Just as the GOP had become hostage to a base that had been radicalized over the years—thanks to the divisive and demagogic politicking of Newt Gingrich, Sarah Palin, the Tea Party, and then Trump—Fox now was dependent upon a rabid and Trumpified audience for ratings and, thus, revenue. Its host and personalities feared the wrath of Fox viewers who had been conditioned by years of Fox’s Manichaean and skewed coverage to yearn for even bloodier red meat and who now demanded the network champion the Big Lie. They were enraged that Fox on election night called Arizona for Biden and then days later declared Biden the ultimate victor. And that ire, the Fox team worried, could lead these viewers to switch off Fox and head toward Newsmax.
The filing is filled with texts and emails between Fox executives and hosts emphasizing they had to kowtow to their incensed viewers. Carlson told Scott directly, “I’ve never seen a reaction like this, to any media company. Kills me to watch it.” In an exchange with Lachlan Murdoch, Scott stated that in order to maintain the “trust” of viewers, the network had to let them know “we hear them and respect them.” Which meant play to the Trump-fueled, unfounded belief that the election was crooked. In another message to another Fox exec, she termed calling Arizona for Biden a failure “to protect the brand.” In a different message, Scott noted, “The audience feels like we crapped on [them] and we have damaged their trust and belief in us…We can fix this but we cannot smirk at our viewers any longer.” Put simply, Fox could not tell the audience the truth.
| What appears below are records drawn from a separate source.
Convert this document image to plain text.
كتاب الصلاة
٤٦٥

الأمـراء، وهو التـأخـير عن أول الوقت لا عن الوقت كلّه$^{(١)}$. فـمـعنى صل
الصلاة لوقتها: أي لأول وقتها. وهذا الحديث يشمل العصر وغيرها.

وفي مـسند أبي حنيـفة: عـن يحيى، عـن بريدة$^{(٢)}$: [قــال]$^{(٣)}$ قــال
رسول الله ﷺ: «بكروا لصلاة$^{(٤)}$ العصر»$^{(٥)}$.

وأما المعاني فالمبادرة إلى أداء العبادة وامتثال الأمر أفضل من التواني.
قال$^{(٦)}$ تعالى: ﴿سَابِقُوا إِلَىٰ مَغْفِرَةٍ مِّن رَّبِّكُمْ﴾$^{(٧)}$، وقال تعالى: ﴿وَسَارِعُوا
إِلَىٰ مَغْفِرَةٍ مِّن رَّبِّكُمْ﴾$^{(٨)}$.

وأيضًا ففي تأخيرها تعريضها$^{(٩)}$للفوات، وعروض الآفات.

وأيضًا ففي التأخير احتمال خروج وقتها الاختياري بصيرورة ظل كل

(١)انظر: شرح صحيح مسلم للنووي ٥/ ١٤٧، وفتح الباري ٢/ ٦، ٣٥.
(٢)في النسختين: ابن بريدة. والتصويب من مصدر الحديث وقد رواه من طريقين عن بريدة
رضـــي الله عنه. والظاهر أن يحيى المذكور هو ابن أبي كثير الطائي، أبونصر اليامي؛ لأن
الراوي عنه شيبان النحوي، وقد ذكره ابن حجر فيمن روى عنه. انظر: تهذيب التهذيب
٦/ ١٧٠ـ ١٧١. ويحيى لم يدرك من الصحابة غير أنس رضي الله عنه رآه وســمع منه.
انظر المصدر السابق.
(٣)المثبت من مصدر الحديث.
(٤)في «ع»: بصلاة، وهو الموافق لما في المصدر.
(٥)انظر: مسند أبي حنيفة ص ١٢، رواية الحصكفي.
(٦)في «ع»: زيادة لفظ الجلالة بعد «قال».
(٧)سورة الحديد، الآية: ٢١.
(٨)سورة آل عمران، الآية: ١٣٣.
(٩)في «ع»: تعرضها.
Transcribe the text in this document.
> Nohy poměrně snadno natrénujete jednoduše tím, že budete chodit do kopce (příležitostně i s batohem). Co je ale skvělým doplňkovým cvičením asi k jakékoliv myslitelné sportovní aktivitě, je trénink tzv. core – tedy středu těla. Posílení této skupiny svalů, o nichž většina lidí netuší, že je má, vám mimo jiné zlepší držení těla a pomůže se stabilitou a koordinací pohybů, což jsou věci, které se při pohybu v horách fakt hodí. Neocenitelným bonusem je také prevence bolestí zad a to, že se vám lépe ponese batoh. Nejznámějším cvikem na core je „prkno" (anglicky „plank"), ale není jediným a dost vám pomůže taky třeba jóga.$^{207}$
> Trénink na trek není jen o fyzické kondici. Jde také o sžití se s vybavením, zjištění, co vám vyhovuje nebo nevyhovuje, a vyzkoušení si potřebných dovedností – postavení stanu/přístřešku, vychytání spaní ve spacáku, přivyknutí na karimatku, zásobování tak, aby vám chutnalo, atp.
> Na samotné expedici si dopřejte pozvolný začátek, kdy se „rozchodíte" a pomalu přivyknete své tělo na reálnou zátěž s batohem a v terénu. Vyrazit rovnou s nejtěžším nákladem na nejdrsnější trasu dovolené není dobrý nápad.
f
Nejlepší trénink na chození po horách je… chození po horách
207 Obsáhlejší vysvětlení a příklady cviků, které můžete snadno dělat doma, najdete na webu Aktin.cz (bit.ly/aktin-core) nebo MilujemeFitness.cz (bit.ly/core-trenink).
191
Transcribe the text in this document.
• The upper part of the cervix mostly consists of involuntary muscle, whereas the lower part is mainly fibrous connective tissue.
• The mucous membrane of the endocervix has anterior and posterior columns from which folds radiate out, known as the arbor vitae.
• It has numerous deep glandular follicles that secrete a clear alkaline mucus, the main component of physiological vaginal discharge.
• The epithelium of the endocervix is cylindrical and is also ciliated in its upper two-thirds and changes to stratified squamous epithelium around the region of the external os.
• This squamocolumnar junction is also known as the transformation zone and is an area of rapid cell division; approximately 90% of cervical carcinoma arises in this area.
Their viewers could not handle it.
Carlson realized this. After Fox declared Biden the winner, he texted his producer: “Do the executives understand how much credibility and trust we’ve lost with our audience? We’re playing with fire, for real…an alternative like Newsmax could be devastating to us.”
Hannity viewed the situation the way a politician—not a journalist—would. He told fellow host Steve Doocy that the network was facing a “major backlash” from the audience, adding, “You don’t piss off the base.” He texted Carlson and Ingraham, “The network is being rejected.” Carlson responded, “I’ve heard from angry viewers every hour of the day all weekend, including at dinner tonight,” to which Hannity replied, “Same same same. Never before has this ever happened.”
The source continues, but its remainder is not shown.